Many factors influence how tumors respond to radiation therapy. Knowledge of these factors can be helpful when planning cancer radiotherapy. A concept in radiation oncology, the five R’s of radiobiology, is a framework to better understand cellular characteristics that influence tumor response (Steel 1989; Pajonk 2010; Good 2013; Olbryt 2014; De Meerleer 2014; Blanco 2011; Stinauer 2011; Witkowska 2015; Cognetti 2008):

  1. Repair. Healthy and cancerous cells can repair the damage caused by radiation. This helps healthy cells, but contributes to treatment failure in cancer cells. Cancer cells in which DNA repair mechanisms have been disrupted may be more susceptible to the effects of radiation. This is the basis for therapeutic DNA repair inhibitors used in cancer treatment in some cases.
  2. Redistribution. Most cells, including cancer cells, go through a replication process called the cell cycle. Cells are least sensitive to radiation when they are replicating their DNA for the new cell (S-phase) and most sensitive when they are actively dividing into two cells (mitosis). Since cells progress through all phases of the cell cycle, giving radiation in fractionated doses increases the likelihood that cancer cells in the radio-resistant S-phase during one radiotherapy session will be in the sensitive phase during a subsequent session.

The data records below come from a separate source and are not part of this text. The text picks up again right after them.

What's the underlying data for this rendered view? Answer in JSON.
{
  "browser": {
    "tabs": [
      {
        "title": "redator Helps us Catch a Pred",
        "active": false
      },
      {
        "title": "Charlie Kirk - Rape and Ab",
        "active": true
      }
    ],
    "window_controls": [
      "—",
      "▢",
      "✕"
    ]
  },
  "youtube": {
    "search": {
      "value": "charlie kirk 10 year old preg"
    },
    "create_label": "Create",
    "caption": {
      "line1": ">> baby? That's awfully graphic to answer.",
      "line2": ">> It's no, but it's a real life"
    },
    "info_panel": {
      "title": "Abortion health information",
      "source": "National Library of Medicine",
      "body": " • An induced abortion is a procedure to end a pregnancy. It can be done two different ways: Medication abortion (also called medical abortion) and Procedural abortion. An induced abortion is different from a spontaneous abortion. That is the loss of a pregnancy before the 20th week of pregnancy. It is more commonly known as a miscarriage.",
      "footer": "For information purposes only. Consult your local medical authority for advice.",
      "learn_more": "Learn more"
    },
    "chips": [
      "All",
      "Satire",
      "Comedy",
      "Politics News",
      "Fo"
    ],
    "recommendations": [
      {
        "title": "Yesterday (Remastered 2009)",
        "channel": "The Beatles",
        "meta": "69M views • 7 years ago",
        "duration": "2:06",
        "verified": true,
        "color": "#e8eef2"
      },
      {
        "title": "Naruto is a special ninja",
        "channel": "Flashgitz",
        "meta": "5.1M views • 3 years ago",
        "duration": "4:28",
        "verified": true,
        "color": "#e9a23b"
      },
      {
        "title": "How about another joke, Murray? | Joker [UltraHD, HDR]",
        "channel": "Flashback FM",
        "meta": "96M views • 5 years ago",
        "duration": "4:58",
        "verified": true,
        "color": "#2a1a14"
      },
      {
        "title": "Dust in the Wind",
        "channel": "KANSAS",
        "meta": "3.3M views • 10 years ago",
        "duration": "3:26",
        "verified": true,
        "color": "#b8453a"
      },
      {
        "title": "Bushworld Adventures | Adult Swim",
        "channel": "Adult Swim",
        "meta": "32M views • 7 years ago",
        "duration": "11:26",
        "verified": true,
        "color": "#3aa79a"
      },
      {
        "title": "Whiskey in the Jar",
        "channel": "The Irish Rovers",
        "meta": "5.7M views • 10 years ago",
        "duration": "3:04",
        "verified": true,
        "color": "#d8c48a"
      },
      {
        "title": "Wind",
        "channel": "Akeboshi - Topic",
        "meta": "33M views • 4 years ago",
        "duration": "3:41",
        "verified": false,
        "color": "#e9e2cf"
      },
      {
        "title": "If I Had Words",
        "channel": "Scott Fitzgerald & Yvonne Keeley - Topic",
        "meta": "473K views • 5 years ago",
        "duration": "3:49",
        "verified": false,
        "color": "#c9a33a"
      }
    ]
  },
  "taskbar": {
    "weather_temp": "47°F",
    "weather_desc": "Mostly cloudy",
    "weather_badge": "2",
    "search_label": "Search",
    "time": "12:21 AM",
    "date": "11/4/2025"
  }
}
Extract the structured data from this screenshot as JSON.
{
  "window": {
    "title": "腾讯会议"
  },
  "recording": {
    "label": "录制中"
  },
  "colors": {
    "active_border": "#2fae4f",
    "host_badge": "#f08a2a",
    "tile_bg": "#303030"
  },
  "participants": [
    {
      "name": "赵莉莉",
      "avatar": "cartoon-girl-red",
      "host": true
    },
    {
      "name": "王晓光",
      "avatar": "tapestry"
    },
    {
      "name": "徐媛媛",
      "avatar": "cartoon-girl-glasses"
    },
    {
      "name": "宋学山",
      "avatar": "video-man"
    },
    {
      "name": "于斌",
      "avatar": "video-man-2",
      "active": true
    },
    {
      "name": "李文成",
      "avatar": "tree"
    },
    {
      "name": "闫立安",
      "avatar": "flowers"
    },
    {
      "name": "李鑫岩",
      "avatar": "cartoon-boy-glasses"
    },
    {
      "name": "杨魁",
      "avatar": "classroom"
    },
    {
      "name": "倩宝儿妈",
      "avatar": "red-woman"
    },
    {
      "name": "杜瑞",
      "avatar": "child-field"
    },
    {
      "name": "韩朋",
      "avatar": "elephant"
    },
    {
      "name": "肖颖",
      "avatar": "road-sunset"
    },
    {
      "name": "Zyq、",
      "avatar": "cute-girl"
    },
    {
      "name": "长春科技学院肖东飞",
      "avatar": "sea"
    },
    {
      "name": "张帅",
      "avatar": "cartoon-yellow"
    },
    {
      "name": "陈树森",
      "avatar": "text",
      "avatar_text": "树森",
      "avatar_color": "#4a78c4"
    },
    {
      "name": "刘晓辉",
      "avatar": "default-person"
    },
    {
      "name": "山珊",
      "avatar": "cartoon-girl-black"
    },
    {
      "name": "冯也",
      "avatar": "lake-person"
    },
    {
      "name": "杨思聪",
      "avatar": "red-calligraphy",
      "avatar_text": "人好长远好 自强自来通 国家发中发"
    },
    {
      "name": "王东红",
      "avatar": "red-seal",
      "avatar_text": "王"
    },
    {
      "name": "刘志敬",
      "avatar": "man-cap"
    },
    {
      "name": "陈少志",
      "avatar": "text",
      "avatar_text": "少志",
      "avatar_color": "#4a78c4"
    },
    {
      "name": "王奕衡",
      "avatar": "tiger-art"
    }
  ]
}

  3. Repopulation. Between radiotherapy doses, viable cells—healthy and malignant—divide and repopulate. Healthy cell repopulation is desirable, but cancer cell repopulation can lead to treatment failure. Long breaks between radiation treatments can cause cancer cell repopulation. This is one reason why adhering to a planned radiotherapy fractionation schedule is so important.
  4. Reoxygenation. The presence of oxygen in tumor cells increases their sensitivity to radiation. The oxygen reacts with radiation to produce cell-killing free radicals. Lack of oxygen, or hypoxia, in tumor cells has been associated with poor treatment prognosis. Radiotherapy, especially large doses, causes a tumor to become hypoxic. Tumors must be allowed to re-oxygenate between radiation fractions to avoid irradiating radio-resistant hypoxic cells. Reoxygenation can take from hours to several days.
  5. Radiosensitivity. Some cancers are naturally more susceptible to the effects of radiation than others. Renal cell carcinomas and melanomas, for example, are often more radioresistant than other cancers. Hodgkin’s lymphoma and head and neck carcinomas tend to be highly radiosensitive.

The five R’s provide a basis for understanding the success or failure of radiation therapy and for developing strategies to target cancer cells (Pajonk 2010; Joiner 2009). These concepts are discussed throughout this protocol, and there are many natural and pharmaceutical agents that can help overcome one or more of these biological challenges when combined with radiotherapy.